Dolayısıyla, Lenin yaşasaydı Stalin’den farklı olarak ne yapardı, gibi spekülatif olmaya mahkum bir soruya yanıt aramaktansa, Stalin’le, -bir sosyalist kuruluş deneyimini üstlenmiş- Mao’yu karşılaştırmak ilginç olabilir. Stalin’le Mao arasındaki belirgin bir farkın, kuruculuk/yıkıcılık ya da “devrim sonrası devrimcilik” sorunsalı üzerinden belireceği görülecektir. Söz konusu olan, “üretim güçlerinin geri olduğu bir ülkede” sosyalist bir kuruluş gerçekleştirmeye çalışmak gibi son derece zor bir iştir. Stalin bunu, Mao’yla kıyaslayarak konuşursak, kuruculuk işlevini belirgin bir şekilde öne alarak yapmıştır. Mao ise, iktidardayken de yıkıcı devrimci enerjiyi -belki son yılları hariç- hiçbir zaman bir yana bırakmamıştır.
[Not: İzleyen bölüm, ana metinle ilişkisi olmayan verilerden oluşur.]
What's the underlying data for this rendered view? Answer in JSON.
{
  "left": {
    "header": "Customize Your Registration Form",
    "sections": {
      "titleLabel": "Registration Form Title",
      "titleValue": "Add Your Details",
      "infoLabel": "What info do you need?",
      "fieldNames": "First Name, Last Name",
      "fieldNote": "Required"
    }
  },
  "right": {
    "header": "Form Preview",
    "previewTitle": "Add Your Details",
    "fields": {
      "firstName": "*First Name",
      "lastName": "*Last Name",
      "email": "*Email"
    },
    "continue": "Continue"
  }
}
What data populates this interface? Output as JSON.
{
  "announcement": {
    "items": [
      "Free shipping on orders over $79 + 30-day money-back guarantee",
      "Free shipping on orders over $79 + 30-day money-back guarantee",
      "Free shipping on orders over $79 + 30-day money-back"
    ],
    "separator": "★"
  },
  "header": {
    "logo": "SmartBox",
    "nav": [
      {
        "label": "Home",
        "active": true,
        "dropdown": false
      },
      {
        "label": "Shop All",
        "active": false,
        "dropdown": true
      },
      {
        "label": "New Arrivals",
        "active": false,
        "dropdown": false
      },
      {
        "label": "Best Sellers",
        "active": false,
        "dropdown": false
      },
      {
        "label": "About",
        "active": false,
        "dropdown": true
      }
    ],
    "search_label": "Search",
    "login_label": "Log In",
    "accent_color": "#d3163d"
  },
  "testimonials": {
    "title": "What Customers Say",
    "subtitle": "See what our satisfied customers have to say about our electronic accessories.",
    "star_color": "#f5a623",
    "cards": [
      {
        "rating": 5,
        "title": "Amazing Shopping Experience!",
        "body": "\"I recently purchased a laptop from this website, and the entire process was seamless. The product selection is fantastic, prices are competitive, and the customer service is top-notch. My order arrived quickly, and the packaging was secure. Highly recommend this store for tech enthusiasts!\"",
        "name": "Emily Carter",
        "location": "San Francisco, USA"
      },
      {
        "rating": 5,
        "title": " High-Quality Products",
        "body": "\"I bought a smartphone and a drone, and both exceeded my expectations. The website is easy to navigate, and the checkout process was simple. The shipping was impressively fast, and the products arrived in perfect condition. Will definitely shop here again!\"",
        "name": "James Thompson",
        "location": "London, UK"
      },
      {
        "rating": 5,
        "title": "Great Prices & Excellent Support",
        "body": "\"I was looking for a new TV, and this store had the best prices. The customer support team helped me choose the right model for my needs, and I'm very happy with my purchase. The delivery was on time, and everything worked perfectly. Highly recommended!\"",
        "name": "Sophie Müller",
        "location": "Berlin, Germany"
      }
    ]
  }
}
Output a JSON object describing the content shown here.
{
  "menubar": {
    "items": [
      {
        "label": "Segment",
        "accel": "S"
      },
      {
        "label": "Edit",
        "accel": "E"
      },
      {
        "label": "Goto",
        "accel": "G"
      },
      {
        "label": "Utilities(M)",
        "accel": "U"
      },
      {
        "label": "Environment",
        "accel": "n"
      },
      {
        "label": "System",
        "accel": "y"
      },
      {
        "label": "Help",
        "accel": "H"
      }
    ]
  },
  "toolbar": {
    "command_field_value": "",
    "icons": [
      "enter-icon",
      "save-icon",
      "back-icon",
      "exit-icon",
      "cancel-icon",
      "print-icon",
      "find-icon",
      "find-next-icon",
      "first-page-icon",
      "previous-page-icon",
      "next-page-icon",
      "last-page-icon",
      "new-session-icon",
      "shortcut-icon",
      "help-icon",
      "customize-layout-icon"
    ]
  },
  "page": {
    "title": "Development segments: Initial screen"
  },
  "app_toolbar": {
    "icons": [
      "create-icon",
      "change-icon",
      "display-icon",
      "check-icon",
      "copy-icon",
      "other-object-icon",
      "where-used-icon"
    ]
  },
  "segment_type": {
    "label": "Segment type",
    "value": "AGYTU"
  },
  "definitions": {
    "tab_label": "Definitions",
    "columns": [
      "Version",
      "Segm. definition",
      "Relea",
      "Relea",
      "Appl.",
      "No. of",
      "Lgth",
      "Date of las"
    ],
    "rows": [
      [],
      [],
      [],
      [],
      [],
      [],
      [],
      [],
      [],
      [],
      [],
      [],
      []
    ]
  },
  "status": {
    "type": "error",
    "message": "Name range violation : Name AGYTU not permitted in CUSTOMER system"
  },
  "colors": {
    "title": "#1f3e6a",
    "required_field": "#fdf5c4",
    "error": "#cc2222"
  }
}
Mao, neredeyse hep, iktidara egemen olmadan yaşadığı gibi yaşamıştır.

Mesela, Kültür Devrimi sırasında Çin gerçek bir anarşi ortamındaydı. Kültür Devrimi, tüm toplumu gerçek bir depreme uğrattı. “Tüm Çin’de bu zulüm tablolarının yer almadığı tek bir okul bile yoktu.” (s. 534) Dört ayda, 11 milyondan fazla genç Pekin’e geldi. “Fraksiyonel çarpışmalar tüm Çin’de birer mini iç savaş olarak arttı ve neredeyse tüm kentsel alanları da kapsadı.” (s. 558) Stalin’in tarzının bu tür bir durumu, iç savaş halini, göze alamayacağı kesin olsa gerektir.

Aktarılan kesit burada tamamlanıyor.